Nine Ladies (Stanton Moor II)
Bronze Age Stone Circle
Northeast of Birchover, Derbyshire  OS Map Ref SK249635
OS Maps - Landranger 119 (Buxton & Matlock), Explorer OL24 (The Peak District - White Peak Area)

Nine Ladies Stone Circle
The King Stone
The broken King Stone. The 19th (?) century graffiti reads - 'Bill Stumps' together with a cross (or a T) and a O underneath.

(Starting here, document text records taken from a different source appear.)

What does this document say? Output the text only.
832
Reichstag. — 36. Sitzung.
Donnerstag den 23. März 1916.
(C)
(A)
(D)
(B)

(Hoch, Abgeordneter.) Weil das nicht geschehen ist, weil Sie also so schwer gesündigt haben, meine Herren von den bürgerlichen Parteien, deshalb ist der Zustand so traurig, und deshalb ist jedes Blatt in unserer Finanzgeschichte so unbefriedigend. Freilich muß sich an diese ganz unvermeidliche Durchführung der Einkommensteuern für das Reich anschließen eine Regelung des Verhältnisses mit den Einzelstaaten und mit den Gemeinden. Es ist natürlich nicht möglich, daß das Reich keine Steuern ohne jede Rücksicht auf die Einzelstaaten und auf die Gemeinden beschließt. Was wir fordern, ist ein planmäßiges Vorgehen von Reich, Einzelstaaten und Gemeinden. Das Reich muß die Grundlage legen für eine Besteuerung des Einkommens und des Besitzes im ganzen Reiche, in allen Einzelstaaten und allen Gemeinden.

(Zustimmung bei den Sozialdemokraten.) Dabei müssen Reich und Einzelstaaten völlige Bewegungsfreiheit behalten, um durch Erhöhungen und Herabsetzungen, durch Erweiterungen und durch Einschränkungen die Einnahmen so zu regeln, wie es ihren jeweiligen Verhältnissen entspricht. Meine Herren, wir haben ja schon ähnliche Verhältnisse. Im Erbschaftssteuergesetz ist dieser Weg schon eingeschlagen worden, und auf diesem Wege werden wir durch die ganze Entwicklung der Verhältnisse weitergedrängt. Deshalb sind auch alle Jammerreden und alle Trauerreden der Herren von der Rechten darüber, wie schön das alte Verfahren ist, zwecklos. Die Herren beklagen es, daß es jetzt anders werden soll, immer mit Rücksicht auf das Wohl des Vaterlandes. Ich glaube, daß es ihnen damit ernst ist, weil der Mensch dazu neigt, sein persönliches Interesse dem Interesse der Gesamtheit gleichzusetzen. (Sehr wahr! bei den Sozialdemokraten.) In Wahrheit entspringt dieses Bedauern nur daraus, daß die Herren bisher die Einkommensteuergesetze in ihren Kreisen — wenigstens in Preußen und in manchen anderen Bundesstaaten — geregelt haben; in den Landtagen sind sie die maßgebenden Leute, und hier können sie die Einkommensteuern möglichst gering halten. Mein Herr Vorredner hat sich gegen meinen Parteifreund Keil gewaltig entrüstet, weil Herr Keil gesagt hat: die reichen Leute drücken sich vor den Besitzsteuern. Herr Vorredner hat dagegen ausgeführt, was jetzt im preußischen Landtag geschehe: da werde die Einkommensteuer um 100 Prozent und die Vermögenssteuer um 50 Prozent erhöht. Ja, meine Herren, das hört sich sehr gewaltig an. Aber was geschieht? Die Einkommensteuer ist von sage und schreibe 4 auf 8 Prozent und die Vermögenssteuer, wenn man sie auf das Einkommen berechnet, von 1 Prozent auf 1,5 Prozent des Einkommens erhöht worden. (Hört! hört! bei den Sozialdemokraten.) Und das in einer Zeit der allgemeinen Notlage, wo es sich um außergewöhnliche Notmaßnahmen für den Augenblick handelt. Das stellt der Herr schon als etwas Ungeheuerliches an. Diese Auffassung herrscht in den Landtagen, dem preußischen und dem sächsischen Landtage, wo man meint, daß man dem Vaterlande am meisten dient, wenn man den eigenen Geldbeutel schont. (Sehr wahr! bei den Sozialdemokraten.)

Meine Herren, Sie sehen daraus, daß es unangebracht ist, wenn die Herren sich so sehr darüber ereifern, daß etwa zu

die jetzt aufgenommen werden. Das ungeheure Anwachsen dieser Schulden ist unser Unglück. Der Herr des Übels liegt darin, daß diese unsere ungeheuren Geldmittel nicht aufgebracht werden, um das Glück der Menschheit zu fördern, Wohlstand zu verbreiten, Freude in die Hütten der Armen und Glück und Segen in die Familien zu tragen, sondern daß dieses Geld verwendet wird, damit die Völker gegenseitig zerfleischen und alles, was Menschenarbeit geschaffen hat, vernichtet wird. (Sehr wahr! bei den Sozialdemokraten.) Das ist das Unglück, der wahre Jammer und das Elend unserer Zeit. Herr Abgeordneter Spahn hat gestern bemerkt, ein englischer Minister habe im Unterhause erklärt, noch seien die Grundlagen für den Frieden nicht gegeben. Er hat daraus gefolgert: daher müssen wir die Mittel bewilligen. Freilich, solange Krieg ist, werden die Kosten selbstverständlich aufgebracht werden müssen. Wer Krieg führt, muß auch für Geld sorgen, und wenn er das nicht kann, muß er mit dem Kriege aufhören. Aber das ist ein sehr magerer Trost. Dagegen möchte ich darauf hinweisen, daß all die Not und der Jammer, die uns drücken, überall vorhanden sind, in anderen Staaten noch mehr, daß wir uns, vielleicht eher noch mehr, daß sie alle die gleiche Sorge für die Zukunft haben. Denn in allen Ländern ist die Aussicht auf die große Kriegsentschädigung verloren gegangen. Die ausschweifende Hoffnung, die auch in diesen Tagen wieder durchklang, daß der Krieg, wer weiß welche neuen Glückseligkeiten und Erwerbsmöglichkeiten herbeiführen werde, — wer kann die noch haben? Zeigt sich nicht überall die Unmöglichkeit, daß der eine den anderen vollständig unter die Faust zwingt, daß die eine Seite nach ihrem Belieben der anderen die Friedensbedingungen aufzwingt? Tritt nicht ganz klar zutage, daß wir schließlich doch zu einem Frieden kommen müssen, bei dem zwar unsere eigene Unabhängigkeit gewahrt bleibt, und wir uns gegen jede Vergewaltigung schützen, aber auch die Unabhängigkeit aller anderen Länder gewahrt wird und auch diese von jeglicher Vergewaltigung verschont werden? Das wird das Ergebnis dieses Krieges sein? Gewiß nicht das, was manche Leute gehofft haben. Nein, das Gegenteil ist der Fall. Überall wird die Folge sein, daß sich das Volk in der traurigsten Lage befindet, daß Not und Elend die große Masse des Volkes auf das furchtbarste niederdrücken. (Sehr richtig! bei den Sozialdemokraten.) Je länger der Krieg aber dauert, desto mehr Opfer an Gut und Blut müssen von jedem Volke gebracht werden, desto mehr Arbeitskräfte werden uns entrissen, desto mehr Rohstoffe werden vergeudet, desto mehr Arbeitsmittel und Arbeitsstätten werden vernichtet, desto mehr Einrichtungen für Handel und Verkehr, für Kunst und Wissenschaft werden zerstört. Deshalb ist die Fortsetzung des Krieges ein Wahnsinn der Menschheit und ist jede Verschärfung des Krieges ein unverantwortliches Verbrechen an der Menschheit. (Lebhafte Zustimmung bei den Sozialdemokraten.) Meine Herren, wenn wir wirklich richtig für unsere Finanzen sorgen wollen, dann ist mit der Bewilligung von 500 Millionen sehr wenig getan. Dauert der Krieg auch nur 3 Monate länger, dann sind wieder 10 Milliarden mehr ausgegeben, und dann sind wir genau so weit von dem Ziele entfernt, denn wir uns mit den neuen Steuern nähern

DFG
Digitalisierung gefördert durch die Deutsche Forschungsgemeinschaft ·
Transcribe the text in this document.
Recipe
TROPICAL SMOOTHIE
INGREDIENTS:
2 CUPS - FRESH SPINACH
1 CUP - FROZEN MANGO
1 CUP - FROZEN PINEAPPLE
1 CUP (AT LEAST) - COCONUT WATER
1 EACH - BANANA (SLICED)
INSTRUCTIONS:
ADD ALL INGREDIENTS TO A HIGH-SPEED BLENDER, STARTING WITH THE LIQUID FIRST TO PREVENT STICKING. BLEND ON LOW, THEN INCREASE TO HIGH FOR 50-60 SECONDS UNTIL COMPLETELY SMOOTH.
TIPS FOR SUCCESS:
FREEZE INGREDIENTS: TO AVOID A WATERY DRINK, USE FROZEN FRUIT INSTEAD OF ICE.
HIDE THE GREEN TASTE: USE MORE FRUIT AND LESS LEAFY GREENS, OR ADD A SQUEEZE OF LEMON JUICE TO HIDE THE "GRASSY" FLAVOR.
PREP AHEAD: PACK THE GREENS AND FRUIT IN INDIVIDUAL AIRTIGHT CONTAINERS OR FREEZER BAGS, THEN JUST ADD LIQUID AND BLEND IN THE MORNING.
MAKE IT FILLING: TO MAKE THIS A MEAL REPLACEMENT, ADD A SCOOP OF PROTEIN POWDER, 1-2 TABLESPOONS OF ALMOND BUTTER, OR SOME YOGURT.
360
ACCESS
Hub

Although this embanked stone circle is known as the Nine Ladies, there are in fact 10 stones here, a buried slab was discovered in 1979 and can be seen to the east of the circle, it is possible that there were originally even more. In keeping with many Derbyshire circles none of the stones are particularly tall and this ring has a diameter of about 10 metres - there is a faint trace of the outer bank and what may have been a small cairn or earth mound near the centre. It is thought that there were entrances to the northeast and southwest. Thirty five metres to the south west of the circle is the 'King Stone' a single graffiti covered stone that was once thought to be an outlier but which is now known to have formed part of a now destroyed ring cairn. The stone was once taller but was damaged in recent years after being hit by a vehicle.
The first thing you'll notice when visiting the Nine Ladies is the pristine state of the turf, the result of recent renovations at the site which was rapidly turning into a quagmire due to the pressure of visitor numbers. The neatness and tidiness of the grass give the circle a bit of an artificial modern air but once the wild grasses and flowers have started seeding themselves in the new grass the place will look a lot more natural but it's already a huge improvement. The site could once have had good views to the north (Wye valley) and the east (Derwent valley), these views are now obscured by a small copse of trees.